The War On Cash

Share tulisan dari sebelah ;

*The War On Cash*.

Hampir semua pemerintahan didunia mendorong warganya utk bertransaksi *digital* (electronic), mulai prepaid toll, prepaid listrik, credit card, internet banking, ATM dlsb,  sekaligus menyimpan uangnya di Bank. Bank adalah institusi *kaki tangan* serta *"mata dan telinga"* pemerintah utk mengetahui hingga mengendalikan semua kekayaan/uang warga negara.

Semua simpanan kekayaan warga negara yg juga berakhir di deposito, obligasi, rekening tabungan, dana investasi, equity/saham dlsb (sebagai *Financial Asset*) ada dalam *genggaman dan kontrol negara* melalui perbankan.

Akhirnya Hanya *Valuable Hard&Physical  Asset (movable)* seperti Uang Cash(uang kertas), logam mulia (emas dan perak) yg betul2 berada *dalam kontrol individu yg memiliknya*. Negara tidak mampu berbuat apa2 untuk "merampas" manakala diperlukan.

Dari sinilah negara menyerukan *digitalisasi* kekayaan individu, satu step menuju *kontrol dan penguasaan*   negara sewaktu waktu uang tsb dibutuhkan.
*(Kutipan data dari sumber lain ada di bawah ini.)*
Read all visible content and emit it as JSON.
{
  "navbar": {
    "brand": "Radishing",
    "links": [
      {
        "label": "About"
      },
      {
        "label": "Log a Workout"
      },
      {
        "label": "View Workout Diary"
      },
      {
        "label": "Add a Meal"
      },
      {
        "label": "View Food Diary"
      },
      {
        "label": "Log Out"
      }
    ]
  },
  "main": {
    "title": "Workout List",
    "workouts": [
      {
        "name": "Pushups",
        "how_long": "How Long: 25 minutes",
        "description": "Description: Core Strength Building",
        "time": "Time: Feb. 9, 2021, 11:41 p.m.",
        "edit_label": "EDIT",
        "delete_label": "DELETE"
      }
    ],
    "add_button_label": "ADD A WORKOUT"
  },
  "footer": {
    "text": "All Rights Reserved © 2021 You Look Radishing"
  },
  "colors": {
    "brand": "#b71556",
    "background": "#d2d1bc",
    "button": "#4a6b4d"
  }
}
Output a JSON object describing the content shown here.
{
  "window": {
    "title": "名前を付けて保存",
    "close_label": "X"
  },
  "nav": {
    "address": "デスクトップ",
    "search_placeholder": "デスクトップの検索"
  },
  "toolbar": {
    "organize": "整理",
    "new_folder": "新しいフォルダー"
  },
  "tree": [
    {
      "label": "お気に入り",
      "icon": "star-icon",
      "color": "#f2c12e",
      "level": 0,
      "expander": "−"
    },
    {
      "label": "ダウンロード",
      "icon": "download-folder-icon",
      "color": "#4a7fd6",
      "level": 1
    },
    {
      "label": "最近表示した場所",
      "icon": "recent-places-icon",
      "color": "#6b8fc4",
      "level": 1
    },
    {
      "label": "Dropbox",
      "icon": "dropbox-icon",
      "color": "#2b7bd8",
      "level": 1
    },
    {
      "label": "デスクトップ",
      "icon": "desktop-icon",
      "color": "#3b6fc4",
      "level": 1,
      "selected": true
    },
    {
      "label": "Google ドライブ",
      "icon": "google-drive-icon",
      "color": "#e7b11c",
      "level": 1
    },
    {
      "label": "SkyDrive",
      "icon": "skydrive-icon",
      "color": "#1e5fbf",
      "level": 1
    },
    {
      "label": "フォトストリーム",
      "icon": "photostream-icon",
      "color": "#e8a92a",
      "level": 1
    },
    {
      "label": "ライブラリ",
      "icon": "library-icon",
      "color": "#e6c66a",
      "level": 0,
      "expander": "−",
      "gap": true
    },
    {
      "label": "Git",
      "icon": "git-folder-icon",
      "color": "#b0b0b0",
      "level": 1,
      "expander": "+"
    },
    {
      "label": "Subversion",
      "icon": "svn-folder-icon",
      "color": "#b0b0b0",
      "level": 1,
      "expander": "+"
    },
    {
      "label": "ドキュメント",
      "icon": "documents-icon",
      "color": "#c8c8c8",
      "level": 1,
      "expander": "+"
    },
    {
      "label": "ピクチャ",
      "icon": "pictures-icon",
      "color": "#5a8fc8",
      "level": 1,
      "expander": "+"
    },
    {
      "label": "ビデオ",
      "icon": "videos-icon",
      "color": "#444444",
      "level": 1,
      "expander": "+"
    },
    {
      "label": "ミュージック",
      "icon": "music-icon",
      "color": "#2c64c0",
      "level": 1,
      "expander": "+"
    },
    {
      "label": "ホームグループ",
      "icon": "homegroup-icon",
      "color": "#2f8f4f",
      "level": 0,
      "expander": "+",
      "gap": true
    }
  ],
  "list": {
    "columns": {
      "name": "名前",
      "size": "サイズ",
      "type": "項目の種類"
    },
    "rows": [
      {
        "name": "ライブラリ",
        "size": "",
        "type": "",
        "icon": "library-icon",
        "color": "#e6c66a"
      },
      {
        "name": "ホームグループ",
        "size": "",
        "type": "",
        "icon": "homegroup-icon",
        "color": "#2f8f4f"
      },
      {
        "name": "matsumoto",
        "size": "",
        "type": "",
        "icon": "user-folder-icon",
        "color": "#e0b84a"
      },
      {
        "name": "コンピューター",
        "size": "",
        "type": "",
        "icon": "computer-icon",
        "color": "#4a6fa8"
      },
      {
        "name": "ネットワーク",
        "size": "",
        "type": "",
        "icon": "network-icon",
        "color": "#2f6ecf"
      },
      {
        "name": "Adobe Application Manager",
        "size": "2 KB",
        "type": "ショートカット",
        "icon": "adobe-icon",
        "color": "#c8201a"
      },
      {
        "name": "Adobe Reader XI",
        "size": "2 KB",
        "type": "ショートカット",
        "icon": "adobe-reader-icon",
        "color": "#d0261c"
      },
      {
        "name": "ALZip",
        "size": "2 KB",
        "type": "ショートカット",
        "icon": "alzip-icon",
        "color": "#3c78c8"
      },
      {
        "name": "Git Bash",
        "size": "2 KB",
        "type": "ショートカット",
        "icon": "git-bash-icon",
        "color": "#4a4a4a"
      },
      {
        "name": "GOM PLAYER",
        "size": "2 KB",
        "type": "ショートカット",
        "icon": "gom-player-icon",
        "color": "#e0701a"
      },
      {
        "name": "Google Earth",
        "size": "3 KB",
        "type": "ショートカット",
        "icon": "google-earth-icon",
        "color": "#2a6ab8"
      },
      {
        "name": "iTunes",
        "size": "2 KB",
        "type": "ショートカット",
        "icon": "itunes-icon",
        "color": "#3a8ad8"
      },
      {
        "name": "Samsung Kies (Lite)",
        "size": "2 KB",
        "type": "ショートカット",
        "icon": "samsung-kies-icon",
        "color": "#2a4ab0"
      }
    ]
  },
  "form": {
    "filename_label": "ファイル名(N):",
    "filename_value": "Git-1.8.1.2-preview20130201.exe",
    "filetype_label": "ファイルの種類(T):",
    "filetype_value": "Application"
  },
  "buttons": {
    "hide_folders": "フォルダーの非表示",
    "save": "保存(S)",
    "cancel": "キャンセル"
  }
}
Negara pasti "berdalih" manis bahwa program "digitalisasi" diperlukan utk menghentikan "transaksi narkoba", penggelapan pajak, suap/korupsi, money laundering dlsb.

*Digitalisasi* keuangan juga satu langkah kedepan menuju  "pengambilan perlahan sampai memaksa" terhadap kekayaan rakyat secara langsung/tidak langsung oleh "pemerintah" melalui mekanisme
1. "negative interest rate" (di eropa dan jepang)
2. "inflasi" di Venezuela, Nigeria.
3. "Pajak" yg dipotong langsung tiap tranksaksi interest, capital gain dlsb
4. "Devaluasi" di Zimbabwe
5. *Dirampas* (confiscated) dalam event *krisis fiskal*  di Siprus dan Yunani 2013.
6. Insidentil (Tax Amnesty)

Ketika terjadi krisis finansial di indonesia 1997 , negara intervensi melalui *bail out* (talangan bank) berjumlah 600 trilyun dgn uang kembali tidak lebih dari 40% nya saja. Pemerintah waktu itu juga menyerukan rakyat secara "patriotik membela mata uang rupiah" dengan menyerahkan *harta perhiasan emas/perak* walau akhirnya tidak cukup ditanggapi oleh masyarakat. Pada masa krisis tsb secara value uang tabungan masyarakat dalam rupiah tinggal seperempatnya saja (devaluasi mata uang).

Cara penanggulangan krisis yg juga umum dilakukan adalah *"Bail In"* yaitu menalangi krisis dengan *uang rakyat* yg berada dalam *kontrol negara*. Dimasa orde lama kita  mengalami peristiwa *Saneering* atau gunting syafruddin yaitu pemotongan nol pada mata uang rupiah yg berarti berdampak pengambilan paksa separuh lebih uang rakyat.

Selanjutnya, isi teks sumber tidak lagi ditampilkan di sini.